D’Argo, Zhaan et Rygel sont prêts à payer n’importe quel prix pour obtenir les cartes génétiques de leur planète.

Pilot: If he should ask for it, what body part are you willing to offer for it, your Eminence?

Je ne peux pas trop parler pour les autres spectateurs, mais je n’ai jamais réellement abordé Rygel, Pilot ou toutes autres marionnettes dans Farscape comme des marionnettes, mais comme des personnages à part entière. En termes d’apparence, Pilot reste mon préféré, je ne peux juste pas m’empêcher de le trouver beau. Un épisode comme DNA Mad Scientist réussit donc parfaitement à lui fournir une valeur différente. Pilot aura le droit à ses développements, mais ce qui se passe ici a une résonnance particulière, et affirme sa nature en même temps que celle des autres.

En fait, cet épisode se montre assez noir, même après multiples visionnages. Il ne perd aucunement de son effet, malgré les futures évolutions, avant tout à cause du fait qu’ils se placent tôt dans la série. Ainsi, notre groupe de fugitifs cherche un moyen de rentrer respectivement chez eux, et pour y parvenir, ils doivent payer le scientifique NamTar (qui est en partie animatronique) avec le bras de Pilot.

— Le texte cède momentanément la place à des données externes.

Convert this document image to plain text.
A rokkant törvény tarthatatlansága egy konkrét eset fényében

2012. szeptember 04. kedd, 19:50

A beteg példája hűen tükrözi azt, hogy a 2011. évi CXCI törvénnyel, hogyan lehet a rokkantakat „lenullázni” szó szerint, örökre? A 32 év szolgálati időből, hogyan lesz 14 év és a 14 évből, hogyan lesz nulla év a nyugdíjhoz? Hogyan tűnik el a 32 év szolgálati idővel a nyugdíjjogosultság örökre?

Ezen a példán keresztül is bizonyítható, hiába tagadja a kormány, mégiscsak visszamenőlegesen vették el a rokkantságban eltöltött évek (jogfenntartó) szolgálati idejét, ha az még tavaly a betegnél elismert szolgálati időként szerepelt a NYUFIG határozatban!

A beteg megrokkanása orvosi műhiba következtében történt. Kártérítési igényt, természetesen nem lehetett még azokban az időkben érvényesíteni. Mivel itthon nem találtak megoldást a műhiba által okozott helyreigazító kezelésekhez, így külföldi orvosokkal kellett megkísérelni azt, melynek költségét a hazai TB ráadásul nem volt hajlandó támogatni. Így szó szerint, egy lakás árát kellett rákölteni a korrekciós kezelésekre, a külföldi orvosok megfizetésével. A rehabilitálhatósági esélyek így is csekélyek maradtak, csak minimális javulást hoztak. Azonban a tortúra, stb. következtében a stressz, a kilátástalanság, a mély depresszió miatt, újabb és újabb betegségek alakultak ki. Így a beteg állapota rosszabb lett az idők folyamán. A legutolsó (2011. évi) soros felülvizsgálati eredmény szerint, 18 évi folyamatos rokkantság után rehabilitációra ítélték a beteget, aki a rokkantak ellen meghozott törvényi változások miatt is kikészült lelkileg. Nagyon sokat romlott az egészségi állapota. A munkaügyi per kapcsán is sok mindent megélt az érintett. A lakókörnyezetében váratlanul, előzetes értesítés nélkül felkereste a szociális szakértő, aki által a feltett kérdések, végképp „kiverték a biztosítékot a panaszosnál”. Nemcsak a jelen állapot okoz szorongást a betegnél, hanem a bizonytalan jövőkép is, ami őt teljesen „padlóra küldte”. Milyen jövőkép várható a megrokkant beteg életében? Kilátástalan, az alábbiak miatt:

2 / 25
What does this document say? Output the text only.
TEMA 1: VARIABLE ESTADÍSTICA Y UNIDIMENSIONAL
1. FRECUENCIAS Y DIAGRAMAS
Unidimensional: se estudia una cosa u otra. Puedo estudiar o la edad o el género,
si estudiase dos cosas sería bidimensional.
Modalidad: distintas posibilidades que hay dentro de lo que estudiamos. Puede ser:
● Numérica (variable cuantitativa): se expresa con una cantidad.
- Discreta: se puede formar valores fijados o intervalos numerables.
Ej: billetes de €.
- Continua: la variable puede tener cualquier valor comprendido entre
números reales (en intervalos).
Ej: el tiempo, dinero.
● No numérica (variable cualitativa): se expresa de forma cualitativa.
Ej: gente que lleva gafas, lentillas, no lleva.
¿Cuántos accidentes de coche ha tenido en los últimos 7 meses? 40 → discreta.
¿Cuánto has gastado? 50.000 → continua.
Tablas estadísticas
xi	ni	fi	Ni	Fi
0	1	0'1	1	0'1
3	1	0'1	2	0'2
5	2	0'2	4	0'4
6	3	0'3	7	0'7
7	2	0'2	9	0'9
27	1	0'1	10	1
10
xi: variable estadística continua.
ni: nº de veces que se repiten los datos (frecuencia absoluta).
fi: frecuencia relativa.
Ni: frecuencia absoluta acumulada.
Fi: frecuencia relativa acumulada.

C’est ainsi que l’on découvre la grande capacité régénératrice des Pilots, mais surtout, la moralité ambivalente qui règne sur Moya. Ils ont été prisonniers pendant longtemps, et il n’est pas difficile de comprendre les motivations de D’Argo, Zhaan et Rygel. John n’aura pas à faire face à la question, son peuple ne se trouvant pas dans la base de données de NamTar ; de toute façon, l’une des scènes au début avec Aeryn exprime très bien sa place, il n’aurait jamais agi sans le consentement de Pilot. La Pacificatrice est plus mise au pied du mur d’une autre façon, ne pouvant pas retourner chez elle et ne connaissant pas d’autres styles de vie. L’évolution de sa relation avec John s’exprime clairement ici, celui-ci lui proposant de venir sur Terre avec lui, quand il aura retrouvé la fameuse planète bleue.

Quoi qu’il en soit, D’Argo, Zhaan et Rygel vont couper le bras de Pilot sans se préoccuper de la volonté de ce dernier. L’idée de l’épisode est d’ailleurs de David Kemper, qui a demandé au producteur Matt Carroll si le bras pouvait être enlevé. Comme ce dernier a répondu oui, DNA Mad Scientist a pu voir le jour. De là, nous avons l’illustration de la moralité d’une part de l’équipage et jusqu’où ils seraient capables d’aller pour parvenir à leurs fins. Il est évident alors qu’ils ne sont pas réellement soudés, et que pour beaucoup, ils n’auraient aucun problème à pousser l’autre au milieu des requins si cela pouvait les servir. Les associations et les entraides se font avant tout pour une raison de survie.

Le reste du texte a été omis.